Il prezzo del petrolio scenderà, dunque, ma di poco. Non aspettatevi un ritorno ai livelli pre-crisi in modo automatico e lineare. Le tensioni geopolitiche non si risolvono con un accordo di pace, soprattutto quando le diffidenze tra le parti hanno radici profonde decenni.

Si attende un aumento della domanda

C’è poi un aspetto che nei prossimi mesi peserà in modo determinante sul mercato petrolifero, e che ha poco a che fare con i rapporti diplomatici tra Washington e Teheran. Riguarda le scorte e la Cina.

Durante i mesi più tesi del conflitto, la Cina che è il più grande importatore di petrolio al mondo, ha ridotto significativamente i suoi acquisti. Una mossa difensiva, comprensibile, ma che non può durare a lungo. Prima o poi Pechino tornerà ad acquistare agli stessi ritmi abituali, e quella domanda repressa si riverserà sul mercato tutta insieme, spingendo i prezzi verso l’alto.

A questo si aggiunge il tema delle scorte globali, che durante la crisi si sono ridotte in modo preoccupante. Ricostruirle richiede mesi e acquisti sostenuti. E c’è ancora un terzo fattore: il cherosene per l’aviazione commerciale estiva. Con le vacanze estive alle porte e i livelli di cherosene ai minimi storici recenti, la domanda di carburante per i voli aumenterà bruscamente e le raffinerie dovranno stare al passo, con tutto quello che questo implica in termini di pressione sulla capacità produttiva.

Per questo gli analisti prevedono un prezzo del greggio che si manterrà tra gli 80 e i 90 dollari al barile fino a ottobre, sostenuto dalla ricostruzione delle scorte, dal rimbalzo della domanda cinese e dalla pressione stagionale dell’aviazione estiva.

Nessuna caduta dei prezzi

Il punto che interessa di più a chi fa il pieno ogni settimana è ovviamente quello finale: cosa succederà al prezzo della benzina e del diesel alla pompa? Le probabili risposte non lasciano spazio a eccessive speranze.

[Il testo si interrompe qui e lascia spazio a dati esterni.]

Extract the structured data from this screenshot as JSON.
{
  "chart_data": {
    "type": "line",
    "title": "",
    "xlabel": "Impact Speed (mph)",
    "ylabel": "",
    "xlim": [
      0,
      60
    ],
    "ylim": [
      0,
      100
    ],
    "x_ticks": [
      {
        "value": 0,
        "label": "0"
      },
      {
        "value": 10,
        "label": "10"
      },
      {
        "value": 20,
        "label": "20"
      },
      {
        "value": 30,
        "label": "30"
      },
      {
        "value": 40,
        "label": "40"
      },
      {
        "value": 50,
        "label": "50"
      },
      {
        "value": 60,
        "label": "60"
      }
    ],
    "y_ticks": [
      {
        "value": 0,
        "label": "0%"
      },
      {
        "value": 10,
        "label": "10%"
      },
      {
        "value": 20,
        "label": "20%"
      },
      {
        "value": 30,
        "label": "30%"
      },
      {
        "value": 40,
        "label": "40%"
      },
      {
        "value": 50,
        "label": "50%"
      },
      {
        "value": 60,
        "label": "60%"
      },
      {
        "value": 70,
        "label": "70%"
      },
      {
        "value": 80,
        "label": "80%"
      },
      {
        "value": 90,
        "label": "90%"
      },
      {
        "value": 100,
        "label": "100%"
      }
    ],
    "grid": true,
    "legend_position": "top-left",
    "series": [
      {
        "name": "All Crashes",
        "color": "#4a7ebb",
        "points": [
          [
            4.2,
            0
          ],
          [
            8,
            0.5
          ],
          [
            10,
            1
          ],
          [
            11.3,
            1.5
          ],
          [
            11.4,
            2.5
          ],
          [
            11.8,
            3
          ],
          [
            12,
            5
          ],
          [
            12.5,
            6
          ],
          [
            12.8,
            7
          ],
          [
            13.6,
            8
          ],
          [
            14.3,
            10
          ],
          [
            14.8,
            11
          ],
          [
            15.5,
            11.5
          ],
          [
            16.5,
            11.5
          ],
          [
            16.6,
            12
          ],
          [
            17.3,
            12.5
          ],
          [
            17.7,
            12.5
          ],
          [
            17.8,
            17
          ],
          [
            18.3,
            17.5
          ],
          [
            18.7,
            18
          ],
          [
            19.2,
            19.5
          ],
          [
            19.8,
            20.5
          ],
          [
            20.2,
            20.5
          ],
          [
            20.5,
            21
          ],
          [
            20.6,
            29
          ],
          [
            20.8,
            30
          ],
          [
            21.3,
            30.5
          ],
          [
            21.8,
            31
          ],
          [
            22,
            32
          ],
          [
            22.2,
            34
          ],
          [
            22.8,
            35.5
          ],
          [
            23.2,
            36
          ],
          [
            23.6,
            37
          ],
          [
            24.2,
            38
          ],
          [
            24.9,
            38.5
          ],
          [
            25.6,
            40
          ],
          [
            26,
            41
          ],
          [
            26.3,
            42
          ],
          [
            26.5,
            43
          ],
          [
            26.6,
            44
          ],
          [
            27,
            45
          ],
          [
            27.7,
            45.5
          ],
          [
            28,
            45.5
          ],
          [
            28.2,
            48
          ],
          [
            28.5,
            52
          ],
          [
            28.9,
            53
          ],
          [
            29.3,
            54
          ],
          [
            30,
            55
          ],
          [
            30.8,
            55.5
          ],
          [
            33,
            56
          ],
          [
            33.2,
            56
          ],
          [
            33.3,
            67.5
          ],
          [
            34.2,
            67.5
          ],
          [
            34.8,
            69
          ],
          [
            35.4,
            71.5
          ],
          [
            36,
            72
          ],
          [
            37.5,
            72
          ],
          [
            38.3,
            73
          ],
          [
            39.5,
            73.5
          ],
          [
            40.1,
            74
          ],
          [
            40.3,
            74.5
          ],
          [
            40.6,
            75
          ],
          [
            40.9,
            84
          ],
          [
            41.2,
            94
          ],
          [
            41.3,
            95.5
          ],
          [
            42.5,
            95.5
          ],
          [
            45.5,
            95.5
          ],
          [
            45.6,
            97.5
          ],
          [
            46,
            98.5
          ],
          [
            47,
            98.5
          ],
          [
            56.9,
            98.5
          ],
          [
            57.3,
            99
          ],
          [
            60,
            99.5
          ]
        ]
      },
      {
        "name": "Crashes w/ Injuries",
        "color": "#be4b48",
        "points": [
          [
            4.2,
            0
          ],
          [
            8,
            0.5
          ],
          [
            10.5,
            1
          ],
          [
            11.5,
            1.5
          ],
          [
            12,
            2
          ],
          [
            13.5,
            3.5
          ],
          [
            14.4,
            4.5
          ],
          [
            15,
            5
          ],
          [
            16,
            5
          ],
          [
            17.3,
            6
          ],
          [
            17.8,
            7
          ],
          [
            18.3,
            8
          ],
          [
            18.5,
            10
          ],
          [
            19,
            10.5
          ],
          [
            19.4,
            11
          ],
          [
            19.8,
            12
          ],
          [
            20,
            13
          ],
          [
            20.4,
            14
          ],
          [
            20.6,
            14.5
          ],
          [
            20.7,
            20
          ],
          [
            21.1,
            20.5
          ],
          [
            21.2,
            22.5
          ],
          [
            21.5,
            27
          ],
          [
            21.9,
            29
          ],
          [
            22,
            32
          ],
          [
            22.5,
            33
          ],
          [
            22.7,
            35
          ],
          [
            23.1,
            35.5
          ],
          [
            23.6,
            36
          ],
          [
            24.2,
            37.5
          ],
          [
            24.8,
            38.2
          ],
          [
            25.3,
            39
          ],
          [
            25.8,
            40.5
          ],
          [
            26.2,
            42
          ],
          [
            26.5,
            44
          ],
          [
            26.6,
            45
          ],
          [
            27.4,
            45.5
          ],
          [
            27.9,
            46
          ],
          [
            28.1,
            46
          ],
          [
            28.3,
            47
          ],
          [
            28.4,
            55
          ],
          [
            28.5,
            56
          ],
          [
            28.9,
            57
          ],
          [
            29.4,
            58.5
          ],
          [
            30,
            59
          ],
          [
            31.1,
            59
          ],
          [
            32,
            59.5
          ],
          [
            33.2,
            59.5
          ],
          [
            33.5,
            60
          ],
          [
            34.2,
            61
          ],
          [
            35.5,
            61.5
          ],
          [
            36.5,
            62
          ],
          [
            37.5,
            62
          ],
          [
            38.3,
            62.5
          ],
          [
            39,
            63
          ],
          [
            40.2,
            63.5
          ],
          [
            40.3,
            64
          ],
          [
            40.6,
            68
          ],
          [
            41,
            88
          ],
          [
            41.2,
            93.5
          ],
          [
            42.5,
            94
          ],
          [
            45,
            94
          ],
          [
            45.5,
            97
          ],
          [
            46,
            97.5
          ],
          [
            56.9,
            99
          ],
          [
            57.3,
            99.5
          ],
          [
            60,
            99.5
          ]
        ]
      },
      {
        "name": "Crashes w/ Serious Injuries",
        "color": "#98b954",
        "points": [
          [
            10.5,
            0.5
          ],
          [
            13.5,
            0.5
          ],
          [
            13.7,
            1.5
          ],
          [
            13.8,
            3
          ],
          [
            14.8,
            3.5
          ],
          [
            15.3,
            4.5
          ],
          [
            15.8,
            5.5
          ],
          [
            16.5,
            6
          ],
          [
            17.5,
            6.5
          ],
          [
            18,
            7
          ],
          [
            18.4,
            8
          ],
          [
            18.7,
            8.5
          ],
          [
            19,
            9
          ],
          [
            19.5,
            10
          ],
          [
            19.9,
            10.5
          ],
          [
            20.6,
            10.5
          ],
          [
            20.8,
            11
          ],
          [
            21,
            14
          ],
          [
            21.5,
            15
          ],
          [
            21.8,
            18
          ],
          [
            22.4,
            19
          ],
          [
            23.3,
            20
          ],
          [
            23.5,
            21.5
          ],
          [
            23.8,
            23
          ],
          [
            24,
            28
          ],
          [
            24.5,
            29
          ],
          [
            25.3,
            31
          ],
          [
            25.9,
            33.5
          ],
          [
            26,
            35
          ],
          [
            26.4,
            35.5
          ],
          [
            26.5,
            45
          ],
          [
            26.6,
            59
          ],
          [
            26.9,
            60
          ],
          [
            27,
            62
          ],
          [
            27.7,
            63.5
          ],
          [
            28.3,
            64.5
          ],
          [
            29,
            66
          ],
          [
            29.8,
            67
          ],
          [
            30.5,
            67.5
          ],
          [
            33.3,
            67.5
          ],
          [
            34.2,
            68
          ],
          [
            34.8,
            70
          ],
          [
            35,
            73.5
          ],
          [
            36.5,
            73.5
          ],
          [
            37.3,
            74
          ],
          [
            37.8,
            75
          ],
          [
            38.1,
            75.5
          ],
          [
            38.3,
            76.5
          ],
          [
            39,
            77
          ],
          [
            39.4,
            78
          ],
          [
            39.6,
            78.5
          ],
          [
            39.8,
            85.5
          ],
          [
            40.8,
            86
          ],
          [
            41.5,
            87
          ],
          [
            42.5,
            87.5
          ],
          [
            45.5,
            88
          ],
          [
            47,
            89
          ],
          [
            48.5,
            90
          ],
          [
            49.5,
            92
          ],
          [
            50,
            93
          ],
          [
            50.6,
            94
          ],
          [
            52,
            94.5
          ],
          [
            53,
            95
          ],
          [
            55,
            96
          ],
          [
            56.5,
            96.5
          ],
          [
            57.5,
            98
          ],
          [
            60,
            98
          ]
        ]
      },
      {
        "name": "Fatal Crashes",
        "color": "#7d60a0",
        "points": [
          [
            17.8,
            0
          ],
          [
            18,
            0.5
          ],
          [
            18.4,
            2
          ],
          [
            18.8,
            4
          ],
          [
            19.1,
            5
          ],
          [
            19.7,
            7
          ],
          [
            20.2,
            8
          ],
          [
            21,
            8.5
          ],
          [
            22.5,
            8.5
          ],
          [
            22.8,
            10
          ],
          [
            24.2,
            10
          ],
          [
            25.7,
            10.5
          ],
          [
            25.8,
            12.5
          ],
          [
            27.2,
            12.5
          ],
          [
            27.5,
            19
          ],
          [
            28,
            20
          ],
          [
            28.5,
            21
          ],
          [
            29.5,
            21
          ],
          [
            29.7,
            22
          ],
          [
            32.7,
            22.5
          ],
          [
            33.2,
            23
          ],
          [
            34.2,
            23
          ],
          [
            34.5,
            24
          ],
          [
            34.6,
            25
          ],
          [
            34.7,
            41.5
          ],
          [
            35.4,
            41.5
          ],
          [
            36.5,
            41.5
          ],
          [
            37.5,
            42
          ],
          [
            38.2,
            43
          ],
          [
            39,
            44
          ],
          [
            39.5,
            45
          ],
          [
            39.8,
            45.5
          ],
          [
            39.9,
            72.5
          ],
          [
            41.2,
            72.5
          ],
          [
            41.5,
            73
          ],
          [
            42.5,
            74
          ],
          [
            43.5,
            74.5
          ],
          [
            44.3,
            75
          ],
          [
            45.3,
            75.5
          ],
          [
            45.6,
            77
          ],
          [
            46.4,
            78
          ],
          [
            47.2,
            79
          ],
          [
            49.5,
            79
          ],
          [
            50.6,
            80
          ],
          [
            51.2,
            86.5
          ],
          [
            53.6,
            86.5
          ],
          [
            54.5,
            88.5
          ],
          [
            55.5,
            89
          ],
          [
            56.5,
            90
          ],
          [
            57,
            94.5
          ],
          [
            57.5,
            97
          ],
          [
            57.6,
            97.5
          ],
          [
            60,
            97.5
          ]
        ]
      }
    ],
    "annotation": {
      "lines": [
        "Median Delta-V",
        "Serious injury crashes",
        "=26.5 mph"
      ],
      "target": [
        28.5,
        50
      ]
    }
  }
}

Durante le settimane più critiche della crisi mediorientale, il governo italiano ha applicato una riduzione temporanea delle accise sui carburanti per attenuare l’impatto degli aumenti sui consumatori. Dal 4 luglio al ritorno della stabilità quella riduzione verrà meno, e le accise torneranno ai livelli ordinari. I prezzi alla pompa si dovrebbero quindi riassestare intorno a 1,90-1,95 euro al litro per la benzina, un livello che molti non considererebbero particolarmente basso.

Non ci sarà, in altre parole, nessuna caduta dei prezzi. L’accordo Iran-USA non produrrà uno sconto alla pompa significativo e duraturo.